期刊介绍： Energy & Environmental Science, a peer-reviewed scientific journal, publishes original research and review articles covering interdisciplinary topics in the (bio)chemical and (bio)physical sciences, as well as chemical engineering disciplines. Published monthly by the Royal Society of Chemistry (RSC), a not-for-profit publisher, Energy & Environmental Science is recognized as a leading journal.
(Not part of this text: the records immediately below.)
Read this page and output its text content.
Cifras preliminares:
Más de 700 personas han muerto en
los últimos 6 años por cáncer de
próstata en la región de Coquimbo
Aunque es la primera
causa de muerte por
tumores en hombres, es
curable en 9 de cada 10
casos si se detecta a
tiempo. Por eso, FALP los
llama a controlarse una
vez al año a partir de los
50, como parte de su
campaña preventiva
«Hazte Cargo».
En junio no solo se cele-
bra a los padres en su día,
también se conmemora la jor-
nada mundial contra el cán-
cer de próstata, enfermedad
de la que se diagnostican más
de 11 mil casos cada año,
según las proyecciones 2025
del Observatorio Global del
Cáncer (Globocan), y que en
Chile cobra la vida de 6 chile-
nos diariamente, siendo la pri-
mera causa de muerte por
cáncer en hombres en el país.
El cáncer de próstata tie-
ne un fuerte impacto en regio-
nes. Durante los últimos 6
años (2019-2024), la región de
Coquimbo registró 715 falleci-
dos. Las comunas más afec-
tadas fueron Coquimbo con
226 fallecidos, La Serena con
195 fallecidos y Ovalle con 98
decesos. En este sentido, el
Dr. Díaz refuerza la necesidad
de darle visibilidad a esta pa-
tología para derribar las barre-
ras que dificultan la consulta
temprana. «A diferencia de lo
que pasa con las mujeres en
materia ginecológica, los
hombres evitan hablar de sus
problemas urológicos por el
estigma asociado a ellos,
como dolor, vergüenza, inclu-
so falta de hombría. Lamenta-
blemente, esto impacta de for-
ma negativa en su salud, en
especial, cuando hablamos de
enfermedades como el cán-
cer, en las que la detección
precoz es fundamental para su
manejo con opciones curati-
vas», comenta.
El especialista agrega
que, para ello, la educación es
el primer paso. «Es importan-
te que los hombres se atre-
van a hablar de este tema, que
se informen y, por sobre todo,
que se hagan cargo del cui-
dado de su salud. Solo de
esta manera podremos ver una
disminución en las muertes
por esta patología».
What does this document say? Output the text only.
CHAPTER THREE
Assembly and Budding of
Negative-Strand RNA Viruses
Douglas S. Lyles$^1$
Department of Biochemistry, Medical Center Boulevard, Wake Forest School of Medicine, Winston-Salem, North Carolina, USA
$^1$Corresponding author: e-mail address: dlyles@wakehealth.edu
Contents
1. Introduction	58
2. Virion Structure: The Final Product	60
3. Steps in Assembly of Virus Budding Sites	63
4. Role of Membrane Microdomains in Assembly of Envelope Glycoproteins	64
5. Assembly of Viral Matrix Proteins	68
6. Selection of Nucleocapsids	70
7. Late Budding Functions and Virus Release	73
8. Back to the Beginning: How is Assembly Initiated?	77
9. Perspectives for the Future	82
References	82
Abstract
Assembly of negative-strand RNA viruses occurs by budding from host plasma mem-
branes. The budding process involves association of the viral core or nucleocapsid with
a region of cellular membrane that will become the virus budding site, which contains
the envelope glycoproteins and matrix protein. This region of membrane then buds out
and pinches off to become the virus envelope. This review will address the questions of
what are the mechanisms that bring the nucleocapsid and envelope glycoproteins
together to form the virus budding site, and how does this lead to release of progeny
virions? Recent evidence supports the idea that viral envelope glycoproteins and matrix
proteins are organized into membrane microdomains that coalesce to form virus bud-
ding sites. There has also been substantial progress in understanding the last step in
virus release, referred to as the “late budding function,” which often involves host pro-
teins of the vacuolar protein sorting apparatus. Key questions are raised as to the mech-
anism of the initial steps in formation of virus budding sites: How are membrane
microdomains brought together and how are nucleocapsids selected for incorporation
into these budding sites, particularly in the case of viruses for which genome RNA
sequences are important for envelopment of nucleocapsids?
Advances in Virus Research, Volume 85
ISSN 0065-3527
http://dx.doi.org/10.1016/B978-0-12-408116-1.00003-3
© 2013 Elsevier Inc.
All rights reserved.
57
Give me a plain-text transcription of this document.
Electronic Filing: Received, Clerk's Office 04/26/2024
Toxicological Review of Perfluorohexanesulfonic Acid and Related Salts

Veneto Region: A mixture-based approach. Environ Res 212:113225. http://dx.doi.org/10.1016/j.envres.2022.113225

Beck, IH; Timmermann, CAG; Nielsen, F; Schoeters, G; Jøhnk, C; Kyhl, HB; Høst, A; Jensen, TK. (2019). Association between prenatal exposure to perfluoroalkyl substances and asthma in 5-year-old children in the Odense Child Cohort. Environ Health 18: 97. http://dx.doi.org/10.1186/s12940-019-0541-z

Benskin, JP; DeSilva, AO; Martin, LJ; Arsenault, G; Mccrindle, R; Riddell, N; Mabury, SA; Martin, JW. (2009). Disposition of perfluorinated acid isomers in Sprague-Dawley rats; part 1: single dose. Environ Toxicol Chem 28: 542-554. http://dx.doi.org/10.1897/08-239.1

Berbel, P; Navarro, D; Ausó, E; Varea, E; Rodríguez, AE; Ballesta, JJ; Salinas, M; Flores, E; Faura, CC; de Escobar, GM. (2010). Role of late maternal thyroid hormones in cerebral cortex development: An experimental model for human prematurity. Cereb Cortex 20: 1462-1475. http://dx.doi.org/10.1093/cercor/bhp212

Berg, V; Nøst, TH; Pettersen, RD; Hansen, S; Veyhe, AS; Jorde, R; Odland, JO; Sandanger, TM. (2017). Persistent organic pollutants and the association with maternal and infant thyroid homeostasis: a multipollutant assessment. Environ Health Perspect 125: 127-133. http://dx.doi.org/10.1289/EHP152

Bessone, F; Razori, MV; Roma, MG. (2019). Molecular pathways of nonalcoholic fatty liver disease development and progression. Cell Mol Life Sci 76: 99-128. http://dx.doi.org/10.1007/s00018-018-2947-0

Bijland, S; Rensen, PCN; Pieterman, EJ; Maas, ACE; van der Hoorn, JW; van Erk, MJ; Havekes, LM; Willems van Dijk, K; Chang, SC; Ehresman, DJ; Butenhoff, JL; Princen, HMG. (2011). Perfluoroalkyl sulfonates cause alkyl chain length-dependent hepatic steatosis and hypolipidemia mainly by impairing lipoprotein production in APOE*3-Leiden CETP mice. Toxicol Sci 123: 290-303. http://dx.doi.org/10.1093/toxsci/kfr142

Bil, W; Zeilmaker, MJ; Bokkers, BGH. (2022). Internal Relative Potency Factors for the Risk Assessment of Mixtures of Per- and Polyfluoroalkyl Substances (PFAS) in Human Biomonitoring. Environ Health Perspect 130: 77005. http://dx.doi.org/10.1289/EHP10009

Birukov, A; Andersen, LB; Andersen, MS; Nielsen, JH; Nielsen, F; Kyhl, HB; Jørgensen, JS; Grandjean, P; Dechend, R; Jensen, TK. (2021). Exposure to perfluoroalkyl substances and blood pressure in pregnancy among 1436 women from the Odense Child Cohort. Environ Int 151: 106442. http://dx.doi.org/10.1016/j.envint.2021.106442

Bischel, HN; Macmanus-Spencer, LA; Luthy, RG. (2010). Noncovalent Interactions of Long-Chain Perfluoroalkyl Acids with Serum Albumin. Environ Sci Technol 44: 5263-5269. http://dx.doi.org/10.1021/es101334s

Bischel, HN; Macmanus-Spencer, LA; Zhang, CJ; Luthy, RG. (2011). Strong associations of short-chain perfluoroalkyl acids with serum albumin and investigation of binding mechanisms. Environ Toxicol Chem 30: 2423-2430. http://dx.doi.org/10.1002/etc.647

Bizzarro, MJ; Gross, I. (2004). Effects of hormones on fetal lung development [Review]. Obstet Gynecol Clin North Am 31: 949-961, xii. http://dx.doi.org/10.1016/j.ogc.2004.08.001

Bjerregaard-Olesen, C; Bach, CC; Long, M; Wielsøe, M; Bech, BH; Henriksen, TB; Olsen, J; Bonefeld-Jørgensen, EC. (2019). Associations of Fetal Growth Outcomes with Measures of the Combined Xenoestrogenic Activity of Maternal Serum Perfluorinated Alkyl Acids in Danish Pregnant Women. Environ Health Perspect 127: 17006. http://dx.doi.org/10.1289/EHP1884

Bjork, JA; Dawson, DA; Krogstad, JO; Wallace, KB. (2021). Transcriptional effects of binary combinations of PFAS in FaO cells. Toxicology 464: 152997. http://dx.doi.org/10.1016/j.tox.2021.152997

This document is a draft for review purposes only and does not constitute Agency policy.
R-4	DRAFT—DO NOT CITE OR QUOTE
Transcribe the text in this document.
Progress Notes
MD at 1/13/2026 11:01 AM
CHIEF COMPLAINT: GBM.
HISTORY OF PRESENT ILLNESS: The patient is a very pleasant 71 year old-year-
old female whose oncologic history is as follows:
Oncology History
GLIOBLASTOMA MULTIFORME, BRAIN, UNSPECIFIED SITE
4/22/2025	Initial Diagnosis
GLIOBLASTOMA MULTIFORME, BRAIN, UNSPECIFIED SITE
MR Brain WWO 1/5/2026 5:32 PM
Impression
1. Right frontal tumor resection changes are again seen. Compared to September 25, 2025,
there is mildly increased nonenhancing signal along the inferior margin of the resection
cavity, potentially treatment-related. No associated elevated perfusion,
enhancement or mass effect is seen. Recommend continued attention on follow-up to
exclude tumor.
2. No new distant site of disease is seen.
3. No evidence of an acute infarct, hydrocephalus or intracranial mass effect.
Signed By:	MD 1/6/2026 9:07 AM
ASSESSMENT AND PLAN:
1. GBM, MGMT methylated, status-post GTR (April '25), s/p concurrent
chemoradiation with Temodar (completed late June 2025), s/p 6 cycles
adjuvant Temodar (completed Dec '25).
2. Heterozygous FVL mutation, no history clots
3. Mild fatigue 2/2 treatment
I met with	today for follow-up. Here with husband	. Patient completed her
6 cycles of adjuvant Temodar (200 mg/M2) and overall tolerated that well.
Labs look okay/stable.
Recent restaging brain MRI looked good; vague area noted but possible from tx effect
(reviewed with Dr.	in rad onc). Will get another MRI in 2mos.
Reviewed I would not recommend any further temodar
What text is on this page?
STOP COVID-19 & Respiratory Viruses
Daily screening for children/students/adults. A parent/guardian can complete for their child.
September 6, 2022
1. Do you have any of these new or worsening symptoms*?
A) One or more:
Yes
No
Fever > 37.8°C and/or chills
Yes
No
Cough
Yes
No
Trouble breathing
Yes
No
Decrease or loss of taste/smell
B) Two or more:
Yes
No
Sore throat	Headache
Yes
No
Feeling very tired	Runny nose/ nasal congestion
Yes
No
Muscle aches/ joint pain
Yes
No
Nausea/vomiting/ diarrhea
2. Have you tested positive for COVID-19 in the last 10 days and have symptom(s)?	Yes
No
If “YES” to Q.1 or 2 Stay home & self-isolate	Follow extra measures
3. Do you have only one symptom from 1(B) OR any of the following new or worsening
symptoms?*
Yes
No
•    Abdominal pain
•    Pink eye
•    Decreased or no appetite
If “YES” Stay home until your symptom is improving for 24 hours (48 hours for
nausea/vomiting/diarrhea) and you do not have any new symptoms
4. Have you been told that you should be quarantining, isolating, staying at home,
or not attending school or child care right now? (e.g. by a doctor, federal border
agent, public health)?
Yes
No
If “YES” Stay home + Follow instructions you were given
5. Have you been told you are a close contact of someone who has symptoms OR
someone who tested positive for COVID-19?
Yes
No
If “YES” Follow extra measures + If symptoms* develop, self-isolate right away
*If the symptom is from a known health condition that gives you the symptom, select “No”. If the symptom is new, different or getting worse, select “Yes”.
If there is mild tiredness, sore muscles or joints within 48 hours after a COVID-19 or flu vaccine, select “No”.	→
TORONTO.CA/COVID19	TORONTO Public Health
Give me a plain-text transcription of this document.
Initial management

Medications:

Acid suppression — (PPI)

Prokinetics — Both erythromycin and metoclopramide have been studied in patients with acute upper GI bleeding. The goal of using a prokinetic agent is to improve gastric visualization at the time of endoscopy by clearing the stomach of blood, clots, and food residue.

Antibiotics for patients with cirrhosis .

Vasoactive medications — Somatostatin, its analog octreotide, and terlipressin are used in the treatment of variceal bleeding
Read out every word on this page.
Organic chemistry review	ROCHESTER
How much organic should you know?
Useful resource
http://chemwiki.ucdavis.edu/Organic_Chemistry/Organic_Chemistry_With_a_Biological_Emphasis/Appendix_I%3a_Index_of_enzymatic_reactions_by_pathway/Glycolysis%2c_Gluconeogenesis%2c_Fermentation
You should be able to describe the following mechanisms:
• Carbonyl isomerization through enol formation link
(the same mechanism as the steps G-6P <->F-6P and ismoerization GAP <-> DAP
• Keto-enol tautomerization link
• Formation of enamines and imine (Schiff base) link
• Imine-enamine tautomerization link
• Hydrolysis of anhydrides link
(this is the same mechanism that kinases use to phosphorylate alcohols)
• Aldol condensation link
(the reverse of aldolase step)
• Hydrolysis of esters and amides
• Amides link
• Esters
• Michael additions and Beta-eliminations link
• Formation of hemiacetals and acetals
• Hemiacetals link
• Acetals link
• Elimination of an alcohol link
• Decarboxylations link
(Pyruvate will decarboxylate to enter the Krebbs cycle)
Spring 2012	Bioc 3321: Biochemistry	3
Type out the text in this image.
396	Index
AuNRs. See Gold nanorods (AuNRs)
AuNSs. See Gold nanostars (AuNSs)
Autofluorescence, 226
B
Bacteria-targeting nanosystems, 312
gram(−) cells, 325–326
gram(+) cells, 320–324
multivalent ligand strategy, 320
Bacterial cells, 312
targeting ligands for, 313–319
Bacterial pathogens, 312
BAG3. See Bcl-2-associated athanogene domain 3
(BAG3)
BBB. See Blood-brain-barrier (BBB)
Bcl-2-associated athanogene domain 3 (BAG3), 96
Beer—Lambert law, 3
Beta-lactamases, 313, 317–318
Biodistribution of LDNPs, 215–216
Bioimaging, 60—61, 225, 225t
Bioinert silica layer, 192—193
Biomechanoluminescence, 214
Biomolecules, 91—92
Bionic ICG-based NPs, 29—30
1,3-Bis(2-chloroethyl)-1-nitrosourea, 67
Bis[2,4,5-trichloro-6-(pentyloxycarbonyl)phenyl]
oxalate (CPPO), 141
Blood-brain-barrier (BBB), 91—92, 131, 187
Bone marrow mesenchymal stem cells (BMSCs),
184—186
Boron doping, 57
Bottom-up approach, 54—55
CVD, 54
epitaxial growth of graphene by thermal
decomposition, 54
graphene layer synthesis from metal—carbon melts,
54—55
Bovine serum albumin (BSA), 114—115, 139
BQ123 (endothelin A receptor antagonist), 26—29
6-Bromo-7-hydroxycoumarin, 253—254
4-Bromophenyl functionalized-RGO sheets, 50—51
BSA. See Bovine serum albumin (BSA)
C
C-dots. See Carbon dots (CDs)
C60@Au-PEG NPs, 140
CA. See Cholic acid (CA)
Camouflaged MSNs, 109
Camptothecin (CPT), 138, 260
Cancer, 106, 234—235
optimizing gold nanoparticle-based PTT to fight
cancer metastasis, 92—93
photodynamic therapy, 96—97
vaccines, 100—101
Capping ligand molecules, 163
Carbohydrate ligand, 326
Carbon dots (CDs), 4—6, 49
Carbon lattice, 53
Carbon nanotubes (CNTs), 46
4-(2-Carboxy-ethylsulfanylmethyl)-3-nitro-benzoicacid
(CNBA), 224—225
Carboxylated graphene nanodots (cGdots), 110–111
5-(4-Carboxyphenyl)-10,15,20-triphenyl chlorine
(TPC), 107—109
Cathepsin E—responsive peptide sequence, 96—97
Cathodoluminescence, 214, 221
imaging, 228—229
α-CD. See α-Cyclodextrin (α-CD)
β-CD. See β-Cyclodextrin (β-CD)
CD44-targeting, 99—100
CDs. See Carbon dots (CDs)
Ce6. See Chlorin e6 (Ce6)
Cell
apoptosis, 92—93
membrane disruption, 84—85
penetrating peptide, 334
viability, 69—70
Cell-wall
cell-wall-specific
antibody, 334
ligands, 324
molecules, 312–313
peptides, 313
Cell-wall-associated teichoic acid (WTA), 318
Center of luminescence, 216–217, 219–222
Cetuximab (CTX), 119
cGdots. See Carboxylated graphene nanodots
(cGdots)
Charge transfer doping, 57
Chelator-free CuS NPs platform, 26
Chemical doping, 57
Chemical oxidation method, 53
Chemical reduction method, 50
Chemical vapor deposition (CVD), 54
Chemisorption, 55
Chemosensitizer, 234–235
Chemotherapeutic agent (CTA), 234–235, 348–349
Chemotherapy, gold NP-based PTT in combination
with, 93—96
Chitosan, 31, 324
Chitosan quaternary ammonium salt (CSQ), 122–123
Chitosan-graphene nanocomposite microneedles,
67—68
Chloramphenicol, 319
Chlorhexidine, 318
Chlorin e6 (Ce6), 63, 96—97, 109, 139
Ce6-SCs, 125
It boasts an impressive impact factor of 8.500 as of 2009, ranking 8th among 140 journals in the category "Chemistry, Multidisciplinary," second among 71 journals in "Energy & Fuels," second among 128 journals in "Engineering, Chemical," and first among 181 scientific journals in "Environmental Sciences." Energy & Environmental Science publishes various types of articles, including Research Papers (original scientific work), Review Articles, Perspectives, and Minireviews (feature review-type articles of broad interest), Communications (original scientific work of an urgent nature), Opinions (personal, often speculative viewpoints or hypotheses on current topics), and Analysis Articles (in-depth examination of energy-related issues).